History

United States
- Name: USS Halsted (PG-184)
- Namesake: Royal Navy Captain Sir Lawrence Halsted (1764-1841), commanding officer of HMS Namur at the Battle of Cape Ortegal in 1805 (British name assigned in anticipation of ship's transfer to United Kingdom)
- Reclassified: Patrol frigate, PF-76, 15 April 1943
- Builder: Walsh-Kaiser Company, Providence, Rhode Island
- Laid down: 11 May 1943
- Renamed: Barbados, 1943
- Namesake: Barbados (British name assigned in anticipation of ship's transfer to United Kingdom)
- Launched: 27 August 1943
- Sponsored by: Miss Anna M. Pacheco
- Commissioned: never
- Fate: Transferred to United Kingdom 18 December 1943
- Acquired: Returned by United Kingdom 15 April 1946
- Fate: Sold for scrapping 30 October 1947

United Kingdom
- Name: HMS Barbados
- Namesake: Barbados
- Acquired: 18 December 1943
- Commissioned: 18 December 1943
- Identification: Pennant number: K504
- Fate: Returned to United States, 15 April 1946

General characteristics
- Class & type: Colony-class frigate/Tacoma-class patrol frigate
- Displacement: 1,264 long tons (1,284 t)
- Length: 303 ft 11 in (92.63 m)
- Beam: 37 ft 6 in (11.43 m)
- Draft: 13 ft 8 in (4.17 m)
- Propulsion: 3 × boilers; 2 × turbines, 5,500 shp (4,100 kW) each; 2 shafts;
- Speed: 20 knots (37 km/h; 23 mph)
- Complement: 190
- Armament: 3 × single 3 inch/50 AA guns; 2 × twin 40 mm guns; 9 × single 20 mm; 1 × Hedgehog anti-submarine mortar; 8 × Y-gun depth charge projectors; 2 × depth charge racks;

= HMS Barbados (K504) =

Colony-class frigate

HMS Barbados was a Colony-class frigate of the United Kingdom that served during World War II. She originally was ordered by the United States Navy as the Tacoma-class patrol frigate USS Halsted (PF-76) - sometimes spelled Halstead - and was transferred to the Royal Navy prior to completion.

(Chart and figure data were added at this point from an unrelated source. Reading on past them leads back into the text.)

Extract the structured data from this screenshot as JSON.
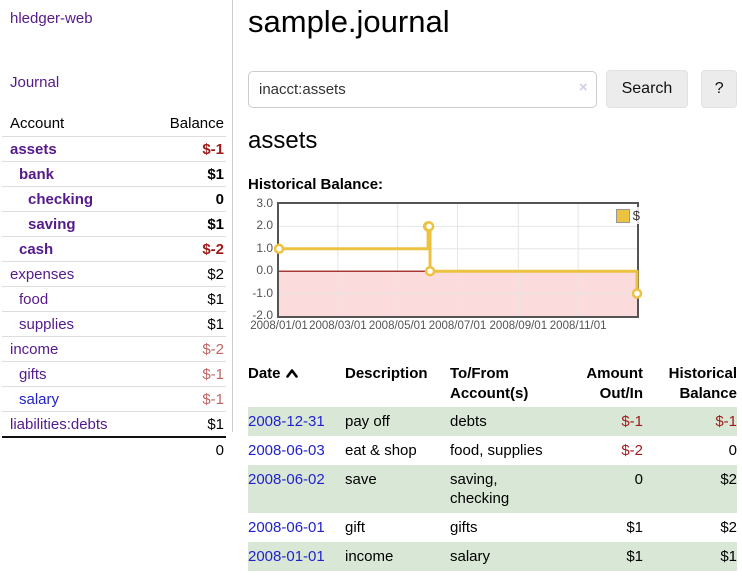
{
  "app": {
    "title": "hledger-web",
    "nav_journal": "Journal"
  },
  "colors": {
    "link_purple": "#551a8b",
    "link_blue": "#2222cc",
    "negative": "#9e1a1a",
    "negative_muted": "#c06666",
    "row_highlight_green": "#d9e8d6",
    "chart_line": "#edc240",
    "chart_negative_region": "#fbdbdb",
    "chart_zero_line": "#8b0000"
  },
  "sidebar": {
    "header": {
      "account": "Account",
      "balance": "Balance"
    },
    "accounts": [
      {
        "name": "assets",
        "indent": 0,
        "balance": "$-1",
        "in_query": true,
        "blue": false
      },
      {
        "name": "bank",
        "indent": 1,
        "balance": "$1",
        "in_query": true,
        "blue": false
      },
      {
        "name": "checking",
        "indent": 2,
        "balance": "0",
        "in_query": true,
        "blue": false
      },
      {
        "name": "saving",
        "indent": 2,
        "balance": "$1",
        "in_query": true,
        "blue": false
      },
      {
        "name": "cash",
        "indent": 1,
        "balance": "$-2",
        "in_query": true,
        "blue": false
      },
      {
        "name": "expenses",
        "indent": 0,
        "balance": "$2",
        "in_query": false,
        "blue": false
      },
      {
        "name": "food",
        "indent": 1,
        "balance": "$1",
        "in_query": false,
        "blue": false
      },
      {
        "name": "supplies",
        "indent": 1,
        "balance": "$1",
        "in_query": false,
        "blue": false
      },
      {
        "name": "income",
        "indent": 0,
        "balance": "$-2",
        "in_query": false,
        "blue": false
      },
      {
        "name": "gifts",
        "indent": 1,
        "balance": "$-1",
        "in_query": false,
        "blue": false
      },
      {
        "name": "salary",
        "indent": 1,
        "balance": "$-1",
        "in_query": false,
        "blue": true
      },
      {
        "name": "liabilities:debts",
        "indent": 0,
        "balance": "$1",
        "in_query": false,
        "blue": false
      }
    ],
    "total": "0"
  },
  "main": {
    "title": "sample.journal",
    "search": {
      "value": "inacct:assets",
      "clear_icon": "×",
      "button": "Search",
      "help_button": "?"
    },
    "account_heading": "assets",
    "chart_label": "Historical Balance:"
  },
  "chart_data": {
    "type": "line",
    "style": "step-after",
    "title": "Historical Balance",
    "legend_label": "$",
    "legend_position": "top-right",
    "grid": true,
    "xrange": [
      "2008-01-01",
      "2008-12-31"
    ],
    "ylim": [
      -2,
      3
    ],
    "y_ticks": [
      3.0,
      2.0,
      1.0,
      0.0,
      -1.0,
      -2.0
    ],
    "x_ticks": [
      "2008/01/01",
      "2008/03/01",
      "2008/05/01",
      "2008/07/01",
      "2008/09/01",
      "2008/11/01"
    ],
    "series": [
      {
        "name": "$",
        "points": [
          [
            "2008-01-01",
            1
          ],
          [
            "2008-06-01",
            2
          ],
          [
            "2008-06-02",
            2
          ],
          [
            "2008-06-03",
            0
          ],
          [
            "2008-12-31",
            -1
          ]
        ]
      }
    ],
    "line_color": "#edc240",
    "negative_region_color": "#fbdbdb",
    "zero_line_color": "#8b0000"
  },
  "register": {
    "columns": [
      {
        "label": "Date",
        "sort": "ascending"
      },
      {
        "label": "Description"
      },
      {
        "line1": "To/From",
        "line2": "Account(s)"
      },
      {
        "line1": "Amount",
        "line2": "Out/In"
      },
      {
        "line1": "Historical",
        "line2": "Balance"
      }
    ],
    "rows": [
      {
        "date": "2008-12-31",
        "description": "pay off",
        "accounts": "debts",
        "amount": "$-1",
        "balance": "$-1"
      },
      {
        "date": "2008-06-03",
        "description": "eat & shop",
        "accounts": "food, supplies",
        "amount": "$-2",
        "balance": "0"
      },
      {
        "date": "2008-06-02",
        "description": "save",
        "accounts": "saving, checking",
        "amount": "0",
        "balance": "$2"
      },
      {
        "date": "2008-06-01",
        "description": "gift",
        "accounts": "gifts",
        "amount": "$1",
        "balance": "$2"
      },
      {
        "date": "2008-01-01",
        "description": "income",
        "accounts": "salary",
        "amount": "$1",
        "balance": "$1"
      }
    ]
  }
}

==Construction and acquisition==
The ship, originally designated a "patrol gunboat," PG-184, was ordered by the United States Maritime Commission under a United States Navy contract as USS Halsted. She was reclassified as a "patrol frigate," PF-76, on 15 April 1943 and laid down by the Walsh-Kaiser Company at Providence, Rhode Island, on 11 May 1943. Intended for transfer to the United Kingdom, the ship was renamed Barbados by the British prior to launching and was launched on 27 August 1943, sponsored by Miss Anna M. Pacheco.

==Service history==
Transferred to the United Kingdom under Lend-Lease on 18 December 1943, the ship served in the Royal Navy as HMS Barbados (K504) on patrol and escort duty.

==Disposal==
The United Kingdom returned Barbados to the U.S. Navy on 15 April 1946. She was sold to the Sun Shipbuilding and Drydock Company of Chester, Pennsylvania, on 30 October 1947 for scrapping.